Batik Raja Ampat dicetuskan oleh Chenry dan pasangannya Adriana Imelda Daat (36) pada 2011. Dari awalnya hanya mengirimkan corak khas Raja Ampat untuk diolah menjadi batik di Solo, Chanry mulai belajar bagaimana membatik sendiri.
Kerja kerasnya mulai dilihat oleh Pemda setempat. Dari situ mereka diberikan bantuan dana untuk memberangkatkan 12 orang untuk belajar membatik di Batik Mahkota Lawean, di Solo.

Tidak hanya belajar membuat batik dari awal hingga akhir, di sana Chanry juga belajar bagaimana manajemen pemasaran batik.

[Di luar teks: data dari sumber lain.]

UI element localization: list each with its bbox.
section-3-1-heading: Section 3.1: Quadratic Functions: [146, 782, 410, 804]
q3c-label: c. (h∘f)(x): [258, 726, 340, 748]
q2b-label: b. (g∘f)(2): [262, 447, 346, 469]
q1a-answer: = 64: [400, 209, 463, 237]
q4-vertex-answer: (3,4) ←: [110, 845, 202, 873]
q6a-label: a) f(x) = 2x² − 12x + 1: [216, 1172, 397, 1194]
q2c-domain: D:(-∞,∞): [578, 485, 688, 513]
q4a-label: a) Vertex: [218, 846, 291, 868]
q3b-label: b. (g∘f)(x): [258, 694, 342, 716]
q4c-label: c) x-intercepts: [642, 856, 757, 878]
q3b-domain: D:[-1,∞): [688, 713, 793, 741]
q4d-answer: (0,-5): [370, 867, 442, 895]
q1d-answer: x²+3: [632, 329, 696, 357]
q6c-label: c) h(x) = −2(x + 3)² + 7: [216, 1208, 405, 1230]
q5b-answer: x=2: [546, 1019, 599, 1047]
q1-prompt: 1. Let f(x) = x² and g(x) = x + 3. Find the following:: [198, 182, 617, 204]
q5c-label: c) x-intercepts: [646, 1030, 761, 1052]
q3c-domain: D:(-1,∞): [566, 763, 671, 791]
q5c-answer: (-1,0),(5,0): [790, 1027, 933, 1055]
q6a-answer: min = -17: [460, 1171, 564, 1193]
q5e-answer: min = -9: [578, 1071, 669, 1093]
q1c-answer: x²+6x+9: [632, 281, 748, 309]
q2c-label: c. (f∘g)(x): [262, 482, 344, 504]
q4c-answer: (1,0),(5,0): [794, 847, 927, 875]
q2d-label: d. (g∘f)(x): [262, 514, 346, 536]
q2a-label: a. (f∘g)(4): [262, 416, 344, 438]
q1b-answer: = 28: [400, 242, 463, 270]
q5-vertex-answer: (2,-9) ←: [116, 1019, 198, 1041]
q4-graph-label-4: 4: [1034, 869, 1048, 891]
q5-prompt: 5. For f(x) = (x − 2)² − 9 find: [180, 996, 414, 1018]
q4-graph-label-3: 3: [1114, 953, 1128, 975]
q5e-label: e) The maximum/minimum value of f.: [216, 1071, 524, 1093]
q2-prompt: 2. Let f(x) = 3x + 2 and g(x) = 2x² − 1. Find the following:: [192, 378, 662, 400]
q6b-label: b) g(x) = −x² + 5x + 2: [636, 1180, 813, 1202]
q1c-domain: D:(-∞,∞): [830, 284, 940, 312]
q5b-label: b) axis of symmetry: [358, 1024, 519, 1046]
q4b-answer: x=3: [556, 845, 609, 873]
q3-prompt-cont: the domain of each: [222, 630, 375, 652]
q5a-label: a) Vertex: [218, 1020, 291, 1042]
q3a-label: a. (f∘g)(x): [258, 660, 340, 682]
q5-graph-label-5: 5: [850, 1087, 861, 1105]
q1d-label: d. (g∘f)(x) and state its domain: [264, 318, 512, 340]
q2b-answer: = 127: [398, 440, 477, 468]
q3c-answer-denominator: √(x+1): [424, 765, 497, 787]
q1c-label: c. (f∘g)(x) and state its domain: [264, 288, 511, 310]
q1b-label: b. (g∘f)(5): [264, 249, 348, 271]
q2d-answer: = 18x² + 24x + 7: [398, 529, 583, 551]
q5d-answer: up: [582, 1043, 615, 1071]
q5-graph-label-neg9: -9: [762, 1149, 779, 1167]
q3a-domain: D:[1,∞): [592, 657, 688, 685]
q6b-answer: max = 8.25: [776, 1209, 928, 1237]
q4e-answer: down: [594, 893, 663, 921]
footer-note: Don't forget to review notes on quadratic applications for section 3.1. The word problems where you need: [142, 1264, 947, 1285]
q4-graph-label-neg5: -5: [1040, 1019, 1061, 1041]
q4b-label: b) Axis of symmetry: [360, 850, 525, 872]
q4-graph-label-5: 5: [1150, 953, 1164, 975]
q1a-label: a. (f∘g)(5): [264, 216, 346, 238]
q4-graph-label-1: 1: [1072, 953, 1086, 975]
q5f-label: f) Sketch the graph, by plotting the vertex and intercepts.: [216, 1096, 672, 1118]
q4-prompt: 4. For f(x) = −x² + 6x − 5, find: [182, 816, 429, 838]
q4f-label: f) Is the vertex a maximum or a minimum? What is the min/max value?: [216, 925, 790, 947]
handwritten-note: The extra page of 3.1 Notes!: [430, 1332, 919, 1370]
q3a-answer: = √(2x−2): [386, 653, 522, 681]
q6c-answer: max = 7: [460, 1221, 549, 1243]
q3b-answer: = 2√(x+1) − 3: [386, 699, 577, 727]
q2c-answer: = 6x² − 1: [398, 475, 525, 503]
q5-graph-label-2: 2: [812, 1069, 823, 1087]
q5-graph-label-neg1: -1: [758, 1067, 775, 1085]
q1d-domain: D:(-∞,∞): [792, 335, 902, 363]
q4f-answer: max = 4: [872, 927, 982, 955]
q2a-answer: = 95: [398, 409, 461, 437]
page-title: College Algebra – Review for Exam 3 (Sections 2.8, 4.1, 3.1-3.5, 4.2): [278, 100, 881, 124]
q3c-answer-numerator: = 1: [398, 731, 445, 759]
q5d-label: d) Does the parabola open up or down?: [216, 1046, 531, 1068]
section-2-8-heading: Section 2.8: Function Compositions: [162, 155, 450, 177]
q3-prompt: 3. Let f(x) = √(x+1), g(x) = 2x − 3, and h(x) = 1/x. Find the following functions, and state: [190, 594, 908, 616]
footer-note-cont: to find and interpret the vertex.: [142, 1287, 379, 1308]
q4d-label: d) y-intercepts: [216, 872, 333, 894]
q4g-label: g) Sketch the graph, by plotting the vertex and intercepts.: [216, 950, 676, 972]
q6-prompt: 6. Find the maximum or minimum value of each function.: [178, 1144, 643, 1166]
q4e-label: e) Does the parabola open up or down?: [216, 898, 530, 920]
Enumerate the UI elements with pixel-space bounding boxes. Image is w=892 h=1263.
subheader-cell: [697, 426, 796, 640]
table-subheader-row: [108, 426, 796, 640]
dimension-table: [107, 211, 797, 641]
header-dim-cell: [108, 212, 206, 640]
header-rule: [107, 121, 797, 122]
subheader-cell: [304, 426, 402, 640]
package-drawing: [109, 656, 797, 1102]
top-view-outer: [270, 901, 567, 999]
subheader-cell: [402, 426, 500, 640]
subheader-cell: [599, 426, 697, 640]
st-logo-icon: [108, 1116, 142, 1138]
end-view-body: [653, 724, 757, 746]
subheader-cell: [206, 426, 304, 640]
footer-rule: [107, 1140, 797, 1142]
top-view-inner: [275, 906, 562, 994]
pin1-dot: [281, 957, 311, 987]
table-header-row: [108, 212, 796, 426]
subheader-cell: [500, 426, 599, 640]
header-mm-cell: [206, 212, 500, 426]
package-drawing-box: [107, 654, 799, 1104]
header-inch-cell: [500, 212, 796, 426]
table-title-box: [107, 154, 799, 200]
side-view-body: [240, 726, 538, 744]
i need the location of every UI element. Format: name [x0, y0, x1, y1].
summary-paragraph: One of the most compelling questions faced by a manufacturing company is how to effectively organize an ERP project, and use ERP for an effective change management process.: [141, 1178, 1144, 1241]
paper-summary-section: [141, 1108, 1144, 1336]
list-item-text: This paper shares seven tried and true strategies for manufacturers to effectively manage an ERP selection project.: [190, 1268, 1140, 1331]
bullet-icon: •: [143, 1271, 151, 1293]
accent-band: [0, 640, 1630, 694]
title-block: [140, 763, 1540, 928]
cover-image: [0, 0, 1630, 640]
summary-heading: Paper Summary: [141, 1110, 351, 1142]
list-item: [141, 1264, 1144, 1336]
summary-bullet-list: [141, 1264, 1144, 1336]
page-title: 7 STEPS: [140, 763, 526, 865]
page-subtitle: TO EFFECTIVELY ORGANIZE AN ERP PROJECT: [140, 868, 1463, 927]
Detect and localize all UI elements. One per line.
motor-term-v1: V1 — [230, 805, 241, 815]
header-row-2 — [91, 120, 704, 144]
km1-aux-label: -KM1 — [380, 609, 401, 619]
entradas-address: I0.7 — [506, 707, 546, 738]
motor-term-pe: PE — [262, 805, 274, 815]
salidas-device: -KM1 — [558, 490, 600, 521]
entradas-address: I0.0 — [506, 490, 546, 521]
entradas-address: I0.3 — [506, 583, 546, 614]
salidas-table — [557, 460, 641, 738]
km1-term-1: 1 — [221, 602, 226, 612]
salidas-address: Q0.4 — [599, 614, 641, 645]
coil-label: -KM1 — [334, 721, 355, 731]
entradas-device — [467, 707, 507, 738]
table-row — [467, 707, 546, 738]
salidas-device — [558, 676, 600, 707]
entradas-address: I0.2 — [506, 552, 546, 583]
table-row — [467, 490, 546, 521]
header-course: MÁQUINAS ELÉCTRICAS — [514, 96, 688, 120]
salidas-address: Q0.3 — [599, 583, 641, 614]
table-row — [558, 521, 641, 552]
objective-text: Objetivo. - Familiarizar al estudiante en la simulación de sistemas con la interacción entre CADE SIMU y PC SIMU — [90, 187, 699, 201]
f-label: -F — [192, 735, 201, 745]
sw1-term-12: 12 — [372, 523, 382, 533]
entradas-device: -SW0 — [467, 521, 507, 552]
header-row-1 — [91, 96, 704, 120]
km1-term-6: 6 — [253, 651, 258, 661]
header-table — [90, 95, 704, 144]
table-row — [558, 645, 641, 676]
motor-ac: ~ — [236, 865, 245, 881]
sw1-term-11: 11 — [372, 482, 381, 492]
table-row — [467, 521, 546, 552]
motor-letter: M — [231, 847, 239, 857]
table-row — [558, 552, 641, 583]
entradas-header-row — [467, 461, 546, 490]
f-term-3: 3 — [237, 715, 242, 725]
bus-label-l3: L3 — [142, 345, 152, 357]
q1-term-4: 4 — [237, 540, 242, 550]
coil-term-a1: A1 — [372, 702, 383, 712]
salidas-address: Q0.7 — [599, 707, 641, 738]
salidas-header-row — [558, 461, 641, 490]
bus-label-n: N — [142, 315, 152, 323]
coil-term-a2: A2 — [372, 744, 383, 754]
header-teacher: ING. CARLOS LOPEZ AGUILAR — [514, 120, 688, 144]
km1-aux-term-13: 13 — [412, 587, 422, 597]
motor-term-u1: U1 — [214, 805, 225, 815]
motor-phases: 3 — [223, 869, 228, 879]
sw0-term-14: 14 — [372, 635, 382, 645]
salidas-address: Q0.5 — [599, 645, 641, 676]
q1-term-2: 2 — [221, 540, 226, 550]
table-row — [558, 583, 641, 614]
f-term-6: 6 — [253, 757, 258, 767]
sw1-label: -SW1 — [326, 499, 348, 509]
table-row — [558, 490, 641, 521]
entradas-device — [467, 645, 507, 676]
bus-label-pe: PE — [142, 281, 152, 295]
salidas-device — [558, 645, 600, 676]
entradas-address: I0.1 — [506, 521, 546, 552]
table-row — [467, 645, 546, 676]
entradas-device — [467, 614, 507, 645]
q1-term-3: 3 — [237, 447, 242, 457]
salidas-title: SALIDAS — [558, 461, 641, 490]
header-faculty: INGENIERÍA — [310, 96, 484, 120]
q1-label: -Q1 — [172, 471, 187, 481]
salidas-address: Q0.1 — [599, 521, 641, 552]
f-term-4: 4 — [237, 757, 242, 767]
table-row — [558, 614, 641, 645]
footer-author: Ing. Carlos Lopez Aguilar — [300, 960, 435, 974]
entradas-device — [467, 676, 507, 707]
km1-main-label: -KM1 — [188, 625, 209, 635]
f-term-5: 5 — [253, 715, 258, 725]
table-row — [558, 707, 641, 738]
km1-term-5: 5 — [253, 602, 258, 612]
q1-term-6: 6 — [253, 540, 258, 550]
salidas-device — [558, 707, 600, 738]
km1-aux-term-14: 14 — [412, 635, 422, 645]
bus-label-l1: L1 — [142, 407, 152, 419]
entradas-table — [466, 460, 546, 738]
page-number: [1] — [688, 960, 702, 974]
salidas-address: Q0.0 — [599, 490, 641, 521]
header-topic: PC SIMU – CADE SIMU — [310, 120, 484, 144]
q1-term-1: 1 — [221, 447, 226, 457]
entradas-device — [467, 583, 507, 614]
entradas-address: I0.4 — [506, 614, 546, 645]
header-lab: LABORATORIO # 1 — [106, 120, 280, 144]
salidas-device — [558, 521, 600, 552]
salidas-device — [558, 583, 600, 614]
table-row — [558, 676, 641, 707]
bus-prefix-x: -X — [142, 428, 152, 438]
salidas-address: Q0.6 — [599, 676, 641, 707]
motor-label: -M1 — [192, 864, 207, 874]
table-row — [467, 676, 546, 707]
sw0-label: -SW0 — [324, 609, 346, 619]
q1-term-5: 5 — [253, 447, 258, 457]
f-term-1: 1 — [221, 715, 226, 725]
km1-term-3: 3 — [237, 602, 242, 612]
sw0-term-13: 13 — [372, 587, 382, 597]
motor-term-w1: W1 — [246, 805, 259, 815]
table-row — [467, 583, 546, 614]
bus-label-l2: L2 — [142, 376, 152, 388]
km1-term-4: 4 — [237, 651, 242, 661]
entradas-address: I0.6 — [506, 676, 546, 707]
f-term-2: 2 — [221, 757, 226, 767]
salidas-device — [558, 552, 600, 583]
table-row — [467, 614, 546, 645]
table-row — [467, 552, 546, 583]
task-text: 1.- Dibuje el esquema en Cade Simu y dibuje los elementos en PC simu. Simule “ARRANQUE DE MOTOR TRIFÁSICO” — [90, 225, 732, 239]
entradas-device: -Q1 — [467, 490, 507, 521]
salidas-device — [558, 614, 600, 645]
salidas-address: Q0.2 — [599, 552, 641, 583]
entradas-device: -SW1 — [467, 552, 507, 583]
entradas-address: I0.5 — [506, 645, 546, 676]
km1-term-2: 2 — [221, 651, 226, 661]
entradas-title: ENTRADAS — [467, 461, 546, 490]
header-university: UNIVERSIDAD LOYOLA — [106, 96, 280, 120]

Nama batik Raja Ampat mulai dikenal beberapa tahun terakhir sehingga mulai diajak untuk mengikuti sejumlah pameran batik.
"Kami mulai merasakan hasil jerih payah kami itu sejak dibantu oleh Pemda untuk belajar di Solo. Dari sana kami belajar bagaimana membuat batik, mulai dari menggambar corak, mewarnai hingga melorotkan lilin malam," kata Chanry.


Setelah itu Chanry tidak berpangku tangan dengan bantuan dari Pemda. Dengan usaha mandiri dia mencoba memasarkan batik, beberapa kali dia harus menggelontorkan uang pribadi agar usahanya bisa tetap berjalan.



"Sekarang saya sudah membuka satu ruko di Sorong yang khusus menjual batik Raja Ampat. Selain di Sorong ya langsung di tempat saya di Raja Ampat," tambahnya.


Usaha Chanry secara tidak langsung membawa angin segar bagi masyarakat di Raja Ampat. Sejumlah warga mulai tertarik untuk terlibat membuat batik Raja Ampat. Terkadang Chanry yang membuat corak, warga yang menuliskan lilin malam ke corak tersebut.


"Dulu awalnya ada 12 orang yang ikut terlibat, kalau sekarang tinggal enam orang yang aktif. Karena jarak lokasi tempat saya dan warga cukup jauh, jadi ya mereka tidak bisa selalu aktif," ujar Chanry.



Untuk pembagian keuntungan Chanry menghitung dari tingkat kesulitan proses membuat batik. Dia mengaku terkadang bisa membagi 50-50 atau 70-30 untuk keuntungan. Ketika ditanya soal harga batik Raja Ampat, Chanry mengatakan untuk kualitas paling murah ada di kisaran Rp 750.000 hingga Rp 1 Juta.



"Kalau yang batik tulis dengan corak yang khusus bisa dikisaran Rp 5 juta - Rp 10 juta," katanya.



Hingga saat ini Chanry mengaku belum mendapatkan bantuan binaan dari pihak manapun kecuali dari Pemda Raja Ampat. Hal itu tidak menjadi halangan buat untuk terus mengembangkan batik Raja Ampat.



"Membatik itu harus dari hati, harus ada totalitas yang harus diberikan agar apa yang sudah saya rintis ini bisa bertahan," tutupnya.